Collecting patient perspectives on a large scale is challenging due to the resource-intensive nature of qualitative interviews. Additionally, patient priorities evolve, complicating the identification of important patient-reported concerns when designing new research studies. This AI-enabled NLP pilot study offers a quantitative and repeatable method to identify key patient concerns, thereby bridging patient issues with health research. By analyzing 614 464 unique messages, we could define the top clinical issues, highlighting current knowledge gaps and generating scientifically meaningful and novel research topics informed by patient input.

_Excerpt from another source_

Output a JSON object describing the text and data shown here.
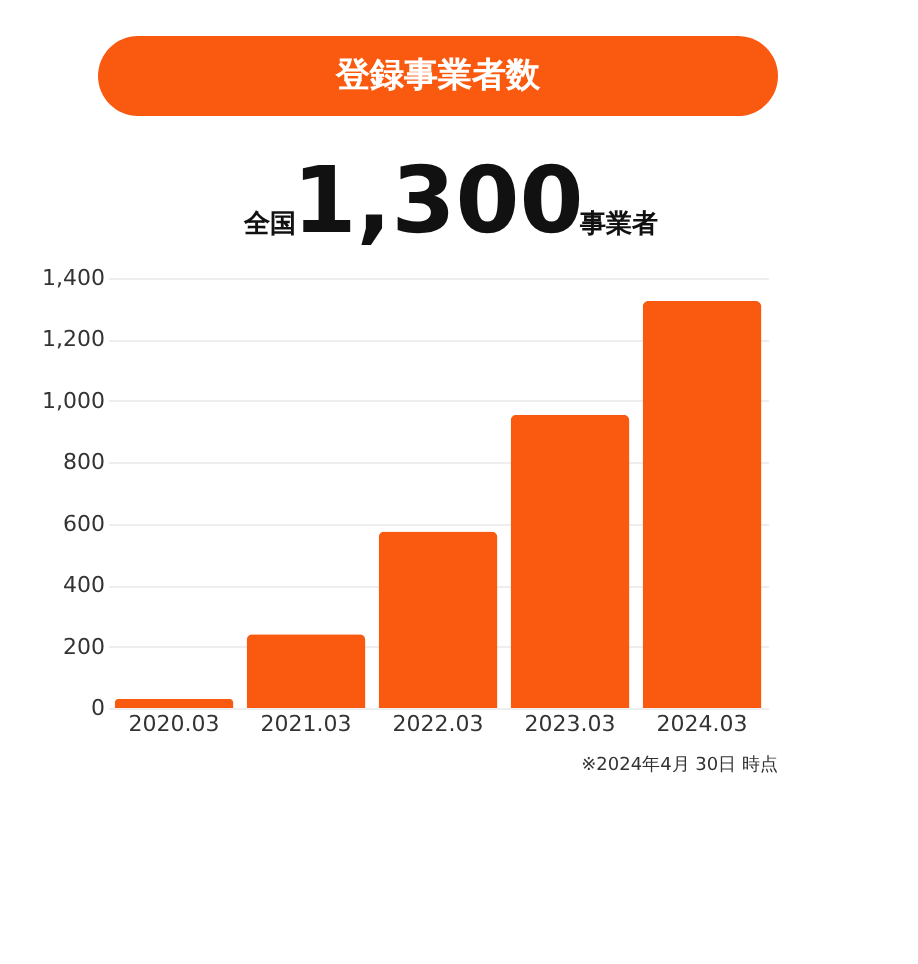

This study has limitations, including generating 30 research questions in 2 specialties, which may not generalize to other conditions or populations. We focused on clinical issues, excluding administrative support needs. Experts were from a single institution, which may introduce bias. Further studies should include larger samples, diverse specialties, and broader assessors, and consider exploring using representative messages or more recent issues. Evaluating patient perspectives on AI-generated topics and fostering collaboration with investigators and funding agencies is essential for identifying truly important issues.
This case series demonstrates that an AI/NLP–based framework can systematically prioritize patient concerns to guide patient-centered research despite the inconsistent quality by topic. Overall, we observed that AI-generated research topics could meaningfully guide future health research directions.